Azellon, Cell Therapeutics, a company that develops stem cell therapies for tissue repair, has just announced the beginning of recruitment for the phase I/IIa trial of its Cell Bandage for knee meniscus repair. The Azellon procedure takes stem cells, harvested from the patient’s own bone marrow, grows them on a structural bio-scaffold, and two weeks later implants the newly created Cell Bandage into the patient’s knee. Azellon is a spin-out from the University of Bristol’s Department of Molecular and Cellular Medicine, and is built upon the pioneering work of Professor Anthony Hollander.
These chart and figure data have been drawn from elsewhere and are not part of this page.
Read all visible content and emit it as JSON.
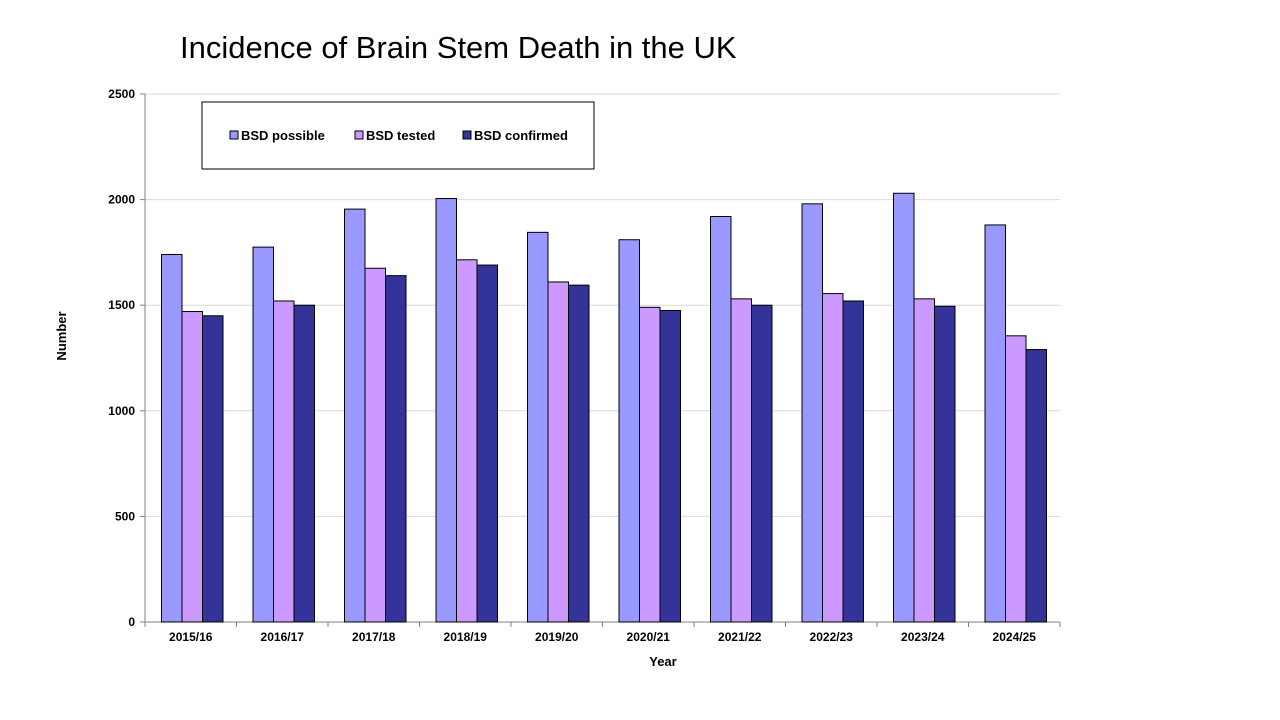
{
  "chart_data": {
    "type": "bar",
    "title": "Incidence of Brain Stem Death in the UK",
    "xlabel": "Year",
    "ylabel": "Number",
    "ylim": [
      0,
      2500
    ],
    "yticks": [
      0,
      500,
      1000,
      1500,
      2000,
      2500
    ],
    "grid": true,
    "legend_position": "top-left",
    "categories": [
      "2015/16",
      "2016/17",
      "2017/18",
      "2018/19",
      "2019/20",
      "2020/21",
      "2021/22",
      "2022/23",
      "2023/24",
      "2024/25"
    ],
    "series": [
      {
        "name": "BSD possible",
        "color": "#9999FF",
        "values": [
          1740,
          1775,
          1955,
          2005,
          1845,
          1810,
          1920,
          1980,
          2030,
          1880
        ]
      },
      {
        "name": "BSD tested",
        "color": "#CC99FF",
        "values": [
          1470,
          1520,
          1675,
          1715,
          1610,
          1490,
          1530,
          1555,
          1530,
          1355
        ]
      },
      {
        "name": "BSD confirmed",
        "color": "#333399",
        "values": [
          1450,
          1500,
          1640,
          1690,
          1595,
          1475,
          1500,
          1520,
          1495,
          1290
        ]
      }
    ]
  }
}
Azellon Recruiting for Meniscus Repair Study

The Cell Bandage is designed to enable the tear to repair itself by encouraging cell growth in the affected tissue. This technique is similar to the windpipe transplant that saved the life of Claudia Castillo in 2008, a project in which Professor Hollander was closely involved.
Professor Hollander commented in the August 23, 2012 news release, “People have been aware of our work for some time and many have offered to take part in the trial. Up to now we’ve had to turn them away whilst we developed the process and sought the necessary regulatory approvals. I’m delighted we are now ready to go.”
Additionally, Professor Hollander told OTW,
We spent too much money as a company meeting regulatory approval that once we were granted that approval we no longer had enough resources for the trial itself. So we had to go out and raise more money, which we were able to do with some time delay.
The Cell Bandage trial is a “first in man” study for 18-45 year old volunteer patients and has a primary objective of evaluating the safety of Cell Bandage in the treatment of meniscal tears. The Cell Bandage trial will run throughout the second half of this year, with preliminary results expected by the middle of 2013.

Discussion
This is a fascinating development. In my practice we've seen similar outcomes with the revised protocol. The key differentiator seems to be patient selection criteria. Has anyone else noticed the correlation with BMI thresholds?
Great point. I'd push back slightly on the conclusion, the sample size in the cited study is too small to draw population-level inferences. That said, the directional signal is compelling and worth a larger RCT.
We implemented a similar approach last year. Early results are promising but we're still gathering 12-month follow-up data. Happy to share our protocol if anyone is interested.